Misuse isn’t the only concern. Secure systems may still suffer from insider misuse, over-broad internal access, or retention creep. Transparent audits, external red-teaming, and public transparency reports — techniques promoted by organizations such as the IAPP and civil-society watchdogs — are increasingly table stakes in systems processing biometrics.

How to Protect Yourself If You Try Sora’s Cameo

Use the least data necessary. Upload as few face and voice samples as necessary to get good quality, and make sure that children or bystanders aren’t in your source clips.
Lock down sharing. To the extent it’s possible to do so with Cameo, limit who can message you and generate shit with your face on it, check activity logs regularly, and revoke tokens or permissions quickly if something seems sketchy.
Exercise your rights. Search for where you can opt out of model training and request the deletion of originals, embeddings, and outputs attached to your identity. You may also be able to request access to your data and, in some cases, receive a copy of that data or erase it.
Plan for account coupling.
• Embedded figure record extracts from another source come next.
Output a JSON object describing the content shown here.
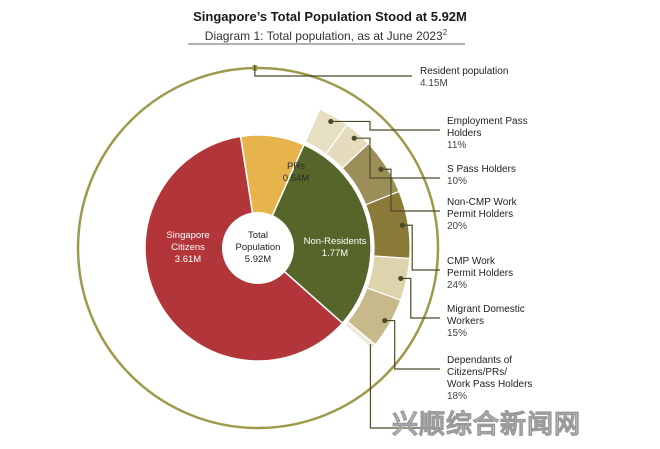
{
  "title": "Singapore’s Total Population Stood at 5.92M",
  "subtitle": "Diagram 1: Total population, as at June 2023",
  "subtitle_sup": "2",
  "watermark": "兴顺综合新闻网",
  "colors": {
    "citizens": "#b2353a",
    "prs": "#e6b44a",
    "non_residents": "#56652a",
    "ring": "#9d9a4e",
    "leader": "#4b4b2a"
  },
  "chart_data": {
    "type": "pie",
    "center": {
      "line1": "Total",
      "line2": "Population",
      "value": "5.92M"
    },
    "slices": [
      {
        "name": "Singapore",
        "name2": "Citizens",
        "value_label": "3.61M",
        "value": 3.61,
        "color": "#b2353a",
        "text_color": "#ffffff"
      },
      {
        "name": "PRs",
        "name2": "",
        "value_label": "0.54M",
        "value": 0.54,
        "color": "#e6b44a",
        "text_color": "#2a2a2a"
      },
      {
        "name": "Non-Residents",
        "name2": "",
        "value_label": "1.77M",
        "value": 1.77,
        "color": "#56652a",
        "text_color": "#ffffff"
      }
    ],
    "resident_annotation": {
      "line1": "Resident population",
      "line2": "4.15M",
      "value": 4.15
    },
    "breakdown": [
      {
        "lines": [
          "Employment Pass",
          "Holders"
        ],
        "pct_label": "11%",
        "pct": 11,
        "color": "#e7dfc2"
      },
      {
        "lines": [
          "S Pass Holders"
        ],
        "pct_label": "10%",
        "pct": 10,
        "color": "#e4dcbc"
      },
      {
        "lines": [
          "Non-CMP Work",
          "Permit Holders"
        ],
        "pct_label": "20%",
        "pct": 20,
        "color": "#9b8e58"
      },
      {
        "lines": [
          "CMP Work",
          "Permit Holders"
        ],
        "pct_label": "24%",
        "pct": 24,
        "color": "#8a7a38"
      },
      {
        "lines": [
          "Migrant Domestic",
          "Workers"
        ],
        "pct_label": "15%",
        "pct": 15,
        "color": "#ddd4ae"
      },
      {
        "lines": [
          "Dependants of",
          "Citizens/PRs/",
          "Work Pass Holders"
        ],
        "pct_label": "18%",
        "pct": 18,
        "color": "#c7b98a"
      },
      {
        "lines": [],
        "pct_label": "",
        "pct": 2,
        "color": "#efeadb"
      }
    ]
  }
}
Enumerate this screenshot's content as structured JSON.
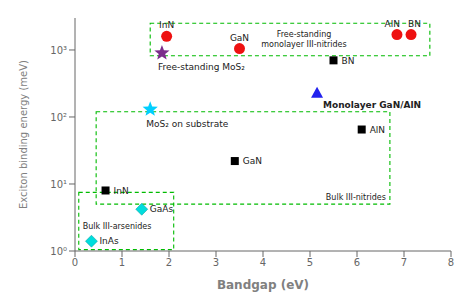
{
  "chart_data": {
    "type": "scatter",
    "xlabel": "Bandgap (eV)",
    "ylabel": "Exciton binding energy (meV)",
    "xlim": [
      0,
      8
    ],
    "xticks": [
      0,
      1,
      2,
      3,
      4,
      5,
      6,
      7,
      8
    ],
    "ylim": [
      1,
      3000
    ],
    "yticks": [
      {
        "value": 1,
        "label": "10⁰"
      },
      {
        "value": 10,
        "label": "10¹"
      },
      {
        "value": 100,
        "label": "10²"
      },
      {
        "value": 1000,
        "label": "10³"
      }
    ],
    "log": "y",
    "grid": false,
    "series": [
      {
        "marker": "square",
        "color": "#000000",
        "x": [
          0.65,
          3.4,
          6.1,
          5.5
        ],
        "values": [
          8,
          22,
          65,
          700
        ],
        "labels": [
          "InN",
          "GaN",
          "AlN",
          "BN"
        ]
      },
      {
        "marker": "diamond",
        "color": "#00DDDD",
        "x": [
          1.42,
          0.35
        ],
        "values": [
          4.2,
          1.4
        ],
        "labels": [
          "GaAs",
          "InAs"
        ]
      },
      {
        "marker": "circle",
        "color": "#EE1111",
        "x": [
          1.95,
          3.5,
          6.85,
          7.15
        ],
        "values": [
          1600,
          1050,
          1700,
          1700
        ],
        "labels": [
          "InN",
          "GaN",
          "AlN",
          "BN"
        ]
      },
      {
        "marker": "triangle",
        "color": "#2222EE",
        "x": [
          5.15
        ],
        "values": [
          230
        ],
        "labels": [
          "Monolayer GaN/AlN"
        ]
      },
      {
        "marker": "star",
        "color": "#7B2D8B",
        "x": [
          1.85
        ],
        "values": [
          900
        ],
        "labels": [
          "Free-standing MoS₂"
        ]
      },
      {
        "marker": "star",
        "color": "#00CFFF",
        "x": [
          1.6
        ],
        "values": [
          130
        ],
        "labels": [
          "MoS₂ on substrate"
        ]
      }
    ],
    "regions": [
      {
        "x0": 1.6,
        "x1": 7.55,
        "y0": 820,
        "y1": 2500,
        "labels": [
          "Free-standing",
          "monolayer III-nitrides"
        ],
        "color": "#00bb00",
        "line_style": "dashed"
      },
      {
        "x0": 0.45,
        "x1": 6.7,
        "y0": 5.0,
        "y1": 120,
        "labels": [
          "Bulk III-nitrides"
        ],
        "color": "#00bb00",
        "line_style": "dashed"
      },
      {
        "x0": 0.08,
        "x1": 2.1,
        "y0": 1.05,
        "y1": 7.5,
        "labels": [
          "Bulk III-arsenides"
        ],
        "color": "#00bb00",
        "line_style": "dashed"
      }
    ]
  }
}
If deleting Sora means nuking a larger OpenAI account, consider snapshotting anything from ChatGPT or the API you need first, and whether you’re fine with that kind of integration before you sign up.

The Bottom Line on Sora, Biometrics, and Control

Sora’s magic is based on biometric data that is one hundred percent yours and one hundred million percent sensitive. OpenAI has signalled controls — user consent, revocation, and policy enforcement — but the real measure of safety is service-specific transparency: retention timelines, training uses, auditability, and deletion including raw files and embeddings. Until that is precisely rendered, consider your face and voice as a password you can never change — disclose sparingly, opt out where feasible, and retain the power to pull the plug.